I couldn’t risk getting seriously burned out, because I couldn’t afford to take time off, so I did the next best thing. I finished out that day, went to bed as early as possible, and went straight back to bed after I took the kids to school the following morning. I never have camp on Tuesday and Thursday, so I use those days to catch up and get ahead on everything else. But I gave myself that Thursday off to rest and reset, and the next day I spent some time asking my teammates how they streamline communication.

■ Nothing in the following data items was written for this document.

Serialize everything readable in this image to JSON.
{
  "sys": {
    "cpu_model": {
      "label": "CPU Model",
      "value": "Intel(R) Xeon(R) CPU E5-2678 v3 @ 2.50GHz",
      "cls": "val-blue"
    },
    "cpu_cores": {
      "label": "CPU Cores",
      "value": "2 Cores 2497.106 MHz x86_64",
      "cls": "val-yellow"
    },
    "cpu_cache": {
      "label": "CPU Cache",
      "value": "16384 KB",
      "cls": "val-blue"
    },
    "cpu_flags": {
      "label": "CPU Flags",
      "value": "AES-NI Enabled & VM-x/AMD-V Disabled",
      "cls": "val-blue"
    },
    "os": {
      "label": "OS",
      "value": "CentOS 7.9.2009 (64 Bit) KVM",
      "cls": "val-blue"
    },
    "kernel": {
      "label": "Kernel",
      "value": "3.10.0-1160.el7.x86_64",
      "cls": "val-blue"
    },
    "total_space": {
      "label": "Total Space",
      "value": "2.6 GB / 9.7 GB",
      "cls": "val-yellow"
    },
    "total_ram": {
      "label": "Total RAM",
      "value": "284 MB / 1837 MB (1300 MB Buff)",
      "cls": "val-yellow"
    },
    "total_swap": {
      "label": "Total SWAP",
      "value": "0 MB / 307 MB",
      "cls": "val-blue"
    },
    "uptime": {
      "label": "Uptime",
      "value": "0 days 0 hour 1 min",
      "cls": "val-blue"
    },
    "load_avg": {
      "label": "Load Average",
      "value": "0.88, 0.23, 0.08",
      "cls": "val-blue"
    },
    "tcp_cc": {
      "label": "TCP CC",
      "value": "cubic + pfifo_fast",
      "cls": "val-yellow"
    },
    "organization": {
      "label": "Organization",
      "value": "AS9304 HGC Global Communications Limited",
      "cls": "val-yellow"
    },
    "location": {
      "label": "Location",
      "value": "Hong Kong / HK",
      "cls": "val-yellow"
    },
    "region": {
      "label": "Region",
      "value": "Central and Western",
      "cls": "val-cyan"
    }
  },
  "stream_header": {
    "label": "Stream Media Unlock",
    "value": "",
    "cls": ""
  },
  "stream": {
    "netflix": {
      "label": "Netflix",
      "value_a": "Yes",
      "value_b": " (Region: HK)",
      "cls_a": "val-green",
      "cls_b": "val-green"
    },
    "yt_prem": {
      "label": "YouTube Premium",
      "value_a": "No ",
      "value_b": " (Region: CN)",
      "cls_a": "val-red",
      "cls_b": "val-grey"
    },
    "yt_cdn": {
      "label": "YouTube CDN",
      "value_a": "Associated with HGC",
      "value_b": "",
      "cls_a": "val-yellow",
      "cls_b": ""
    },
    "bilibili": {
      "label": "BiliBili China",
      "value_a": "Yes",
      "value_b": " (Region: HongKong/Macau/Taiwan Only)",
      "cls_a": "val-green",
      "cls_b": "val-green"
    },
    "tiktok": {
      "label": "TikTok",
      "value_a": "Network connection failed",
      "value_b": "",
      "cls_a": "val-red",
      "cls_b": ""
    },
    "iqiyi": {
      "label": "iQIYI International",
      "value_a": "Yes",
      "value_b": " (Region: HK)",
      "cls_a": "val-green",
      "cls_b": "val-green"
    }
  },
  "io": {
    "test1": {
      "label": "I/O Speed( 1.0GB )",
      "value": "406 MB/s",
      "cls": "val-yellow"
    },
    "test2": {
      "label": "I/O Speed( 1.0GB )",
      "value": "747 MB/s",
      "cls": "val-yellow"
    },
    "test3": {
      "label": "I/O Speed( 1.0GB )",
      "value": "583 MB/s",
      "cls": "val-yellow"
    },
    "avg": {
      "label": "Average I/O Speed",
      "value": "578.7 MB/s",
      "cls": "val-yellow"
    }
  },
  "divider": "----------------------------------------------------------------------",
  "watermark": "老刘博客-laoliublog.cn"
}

Then I did something really amazing. Instead of choosing the idea that seemed the most perfect to me, I picked the one that seemed the easiest. This went against every fiber of my being, but I knew I had to prioritize. And one of my priorities rapidly became avoiding tasks where I might get lost in the details, like I did with the mail merge form.

I can’t quite express how much easier work — and life! — has been since I let go of the obsession with finding the most perfect way of doing everything, and settled with finding the best way to just get it done. I’ve actually managed to accomplish things I hadn’t thought I would accomplish for months, and I’m starting to lose the frazzled, panicked sense of always being behind.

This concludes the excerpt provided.